Dopo una violenta tempesta, all’ultimo e debole tramontare del sole, può raramente capitare di scorgere la natura del raggio verde: dalla corona del corpo celeste si dipanano raggi dalla striature di varie gradazioni cromatiche, che sfumano dal grigio, al rosso, sino ad intravederne anche dei riflessi verdi. Tuttavia, oltre che a trattarsi di un fenomeno fisico, approfondito da personalità come quella di James Prescott Joule (1818-1889) e da Lord Kelvin (1824-1907), ha finito per diventare il “prisma” di un vero e proprio fenomeno di portata spirituale: l’emblema della speranza stessa che affiora, talvolta, sul cammino di quelle anime erranti che hanno smarrito la loro via. Non mancano, anche in questo caso, i richiami nella letteratura: il raggio verde si staglia sia in un romanzo di Jules Verne (1828-1905) “Il Raggio Verde”, sia in quello di Francis Scott Fitzgerarld (1896-1940) intitolato “Il Grande Gatsby”. Quest’ultimo, per la sottoscritta, resterà pur sempre, in particolar modo, un romanzo indelebile, capace di sviscerare i sentimenti più profondi di un’anima solenne come quella del magnate Jay Gatsby, di fronte alla patina effimera del progresso e della apparenza incessante, portate avanti dal “sogno americano” e dalla società sempre più egocentrica e corrotta. “Non c’è fuoco o gelo tanto grande da poter sfidare ciò che un uomo ha nascosto nel suo cuore posseduto”.⠀
L’articolo si rivela, pertanto, di grande introspezione, fondendo questo messaggio di spessore filosofico, con varie suggestioni che spaziano anche tra l’alchimia e la ricerca esoterica.
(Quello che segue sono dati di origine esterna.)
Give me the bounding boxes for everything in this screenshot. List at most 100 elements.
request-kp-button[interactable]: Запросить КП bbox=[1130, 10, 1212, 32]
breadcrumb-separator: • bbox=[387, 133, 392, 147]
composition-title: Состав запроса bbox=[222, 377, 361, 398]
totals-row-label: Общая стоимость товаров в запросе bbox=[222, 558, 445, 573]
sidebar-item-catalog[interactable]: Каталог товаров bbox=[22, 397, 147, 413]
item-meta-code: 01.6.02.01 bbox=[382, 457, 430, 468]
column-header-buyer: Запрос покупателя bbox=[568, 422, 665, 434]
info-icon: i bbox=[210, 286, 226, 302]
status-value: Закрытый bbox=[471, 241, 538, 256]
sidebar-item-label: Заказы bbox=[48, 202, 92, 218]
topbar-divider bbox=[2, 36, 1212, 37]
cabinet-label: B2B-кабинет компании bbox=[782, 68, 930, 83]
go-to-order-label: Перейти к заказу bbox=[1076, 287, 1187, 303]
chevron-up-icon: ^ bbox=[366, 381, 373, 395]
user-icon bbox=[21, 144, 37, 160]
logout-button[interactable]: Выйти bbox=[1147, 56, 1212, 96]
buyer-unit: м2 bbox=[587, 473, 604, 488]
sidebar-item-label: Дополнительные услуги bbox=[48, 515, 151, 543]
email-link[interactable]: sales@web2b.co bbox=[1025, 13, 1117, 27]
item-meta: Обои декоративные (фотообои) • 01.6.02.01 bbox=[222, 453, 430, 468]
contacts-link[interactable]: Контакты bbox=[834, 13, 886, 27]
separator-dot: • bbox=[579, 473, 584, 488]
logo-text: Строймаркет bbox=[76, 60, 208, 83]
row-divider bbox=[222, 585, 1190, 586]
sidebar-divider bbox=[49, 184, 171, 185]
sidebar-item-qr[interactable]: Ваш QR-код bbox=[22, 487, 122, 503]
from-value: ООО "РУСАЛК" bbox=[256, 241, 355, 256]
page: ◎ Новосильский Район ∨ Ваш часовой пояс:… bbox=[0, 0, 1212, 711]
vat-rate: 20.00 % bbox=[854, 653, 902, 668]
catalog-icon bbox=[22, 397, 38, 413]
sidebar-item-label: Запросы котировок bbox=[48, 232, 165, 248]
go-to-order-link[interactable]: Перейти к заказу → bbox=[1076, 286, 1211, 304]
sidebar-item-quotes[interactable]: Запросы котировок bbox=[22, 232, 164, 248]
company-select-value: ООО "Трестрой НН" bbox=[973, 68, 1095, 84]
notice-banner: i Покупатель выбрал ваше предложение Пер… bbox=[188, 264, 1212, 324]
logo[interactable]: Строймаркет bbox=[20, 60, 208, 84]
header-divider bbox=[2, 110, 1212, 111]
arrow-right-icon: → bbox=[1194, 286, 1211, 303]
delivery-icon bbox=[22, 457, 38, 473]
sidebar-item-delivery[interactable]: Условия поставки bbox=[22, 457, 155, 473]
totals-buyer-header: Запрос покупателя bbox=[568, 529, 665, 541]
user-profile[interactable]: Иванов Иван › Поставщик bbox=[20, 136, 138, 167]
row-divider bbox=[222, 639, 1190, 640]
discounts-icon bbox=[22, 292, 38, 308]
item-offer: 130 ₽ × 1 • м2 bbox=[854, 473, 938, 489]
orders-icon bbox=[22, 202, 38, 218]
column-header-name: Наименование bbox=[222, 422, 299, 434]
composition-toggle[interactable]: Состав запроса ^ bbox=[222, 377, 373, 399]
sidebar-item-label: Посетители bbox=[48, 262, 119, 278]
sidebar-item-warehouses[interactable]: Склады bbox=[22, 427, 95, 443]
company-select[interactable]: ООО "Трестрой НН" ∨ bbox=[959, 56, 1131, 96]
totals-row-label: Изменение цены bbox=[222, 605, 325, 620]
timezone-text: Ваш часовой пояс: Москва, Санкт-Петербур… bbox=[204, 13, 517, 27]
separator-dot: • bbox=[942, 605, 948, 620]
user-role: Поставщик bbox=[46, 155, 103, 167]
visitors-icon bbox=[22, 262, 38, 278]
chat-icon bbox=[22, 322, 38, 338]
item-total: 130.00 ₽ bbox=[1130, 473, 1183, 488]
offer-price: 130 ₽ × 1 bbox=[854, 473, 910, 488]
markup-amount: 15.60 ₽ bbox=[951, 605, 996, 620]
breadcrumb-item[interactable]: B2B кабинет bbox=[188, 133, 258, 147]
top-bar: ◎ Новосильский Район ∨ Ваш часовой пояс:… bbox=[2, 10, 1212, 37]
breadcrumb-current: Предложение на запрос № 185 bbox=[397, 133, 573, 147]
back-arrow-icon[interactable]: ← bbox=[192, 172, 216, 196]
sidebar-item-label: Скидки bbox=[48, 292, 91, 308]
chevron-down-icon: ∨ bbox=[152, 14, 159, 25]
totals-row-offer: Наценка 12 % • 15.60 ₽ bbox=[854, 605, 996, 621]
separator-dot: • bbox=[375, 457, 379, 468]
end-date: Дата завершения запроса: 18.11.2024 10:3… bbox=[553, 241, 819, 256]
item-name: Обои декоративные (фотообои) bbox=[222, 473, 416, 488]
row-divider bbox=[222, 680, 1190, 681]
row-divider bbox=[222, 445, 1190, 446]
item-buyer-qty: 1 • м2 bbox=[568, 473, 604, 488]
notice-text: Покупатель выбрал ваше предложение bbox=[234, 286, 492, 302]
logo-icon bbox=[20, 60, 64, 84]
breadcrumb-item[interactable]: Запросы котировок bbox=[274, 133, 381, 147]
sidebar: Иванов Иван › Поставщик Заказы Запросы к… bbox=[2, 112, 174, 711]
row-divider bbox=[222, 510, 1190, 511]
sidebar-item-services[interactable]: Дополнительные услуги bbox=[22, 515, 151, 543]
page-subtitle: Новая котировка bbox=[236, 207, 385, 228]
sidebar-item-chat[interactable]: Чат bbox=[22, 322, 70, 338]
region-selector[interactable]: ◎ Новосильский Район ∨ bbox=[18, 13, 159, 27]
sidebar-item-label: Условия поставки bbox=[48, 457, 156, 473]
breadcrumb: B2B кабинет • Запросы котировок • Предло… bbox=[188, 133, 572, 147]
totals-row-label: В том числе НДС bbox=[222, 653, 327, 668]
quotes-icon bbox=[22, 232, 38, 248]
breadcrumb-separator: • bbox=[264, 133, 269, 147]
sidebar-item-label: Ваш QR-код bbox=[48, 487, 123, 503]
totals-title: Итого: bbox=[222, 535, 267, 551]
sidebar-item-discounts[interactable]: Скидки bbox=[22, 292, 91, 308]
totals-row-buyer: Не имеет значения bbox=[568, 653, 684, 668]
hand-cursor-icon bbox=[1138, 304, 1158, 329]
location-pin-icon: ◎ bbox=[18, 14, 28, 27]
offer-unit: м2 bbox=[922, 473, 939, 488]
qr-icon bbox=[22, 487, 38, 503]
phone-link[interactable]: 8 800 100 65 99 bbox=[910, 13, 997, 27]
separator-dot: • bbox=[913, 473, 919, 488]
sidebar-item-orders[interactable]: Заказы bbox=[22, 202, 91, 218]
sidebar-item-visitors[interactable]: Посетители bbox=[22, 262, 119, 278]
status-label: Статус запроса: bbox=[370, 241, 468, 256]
Per poter ritrovare sé stessi, dopo un grande smarrimento intrapreso nel cammino del mondo (un po’ come suggerisce l’Arcano dell’Eremita, nel mazzo dei Tarocchi), occorre affrontare, accogliere in pieno, la “morte di sé stessi” (nello stesso mazzo di carte la Morte viene raffigurata a cavallo, sovente con in mano una falce, pronta a recidere le zone d’ombra che ancora tengono sospesi e ancorati al passato). Soltanto a partire da questo “trapasso”, nell’ascesa verso la “nigredo”, la terra primordiale, sarà poi possibile riemergere, ascendere e “risorgere da sé stessi”, acquistando ulteriore saggezza e vedendo una nuova luce all’orizzonte. Ed è sempre in questo cammino, dapprima buio, che un’anima può incontrarne un’altra, ricomponendo insieme ad essa quel Cerchio completo (od “Anima Mundi”) che svela nella tensione dell’Amore mistico e disinteressato tutta la sua pienezza. Per scorgere appieno la portata di questo sentire chiaroveggente, non bisogna trascurare la forza di cui si fanno portatori i nostri sogni e la nostra immaginazione.
A conclusione, tengo a sottolineare l’immensa esperienza di lettura e di approfondimento divulgativo che ho incontrato all’interno di ciascun articolo di questo volume di “Axis Mundi”: realtà editoriale, curata da Marco Maculotti, che offre molteplici margini di trattazione su tutto ciò che concerne l’antropologia del sacro, la storia delle religioni, le trattazioni folkloristiche e culturali, nonché la letteratura fantastica. Da buona interessata alle tematiche che concernono la dimensione introspettiva e culturale del sogno, questo volume ne restituisce di per certo, trasversalmente, le chiavi portanti, avvalendosi dei preziosi articoli e ricerche illustrate dei sapienti autori che vi sono riposti. Confido, in futuro, di recuperarne altre interessanti uscite.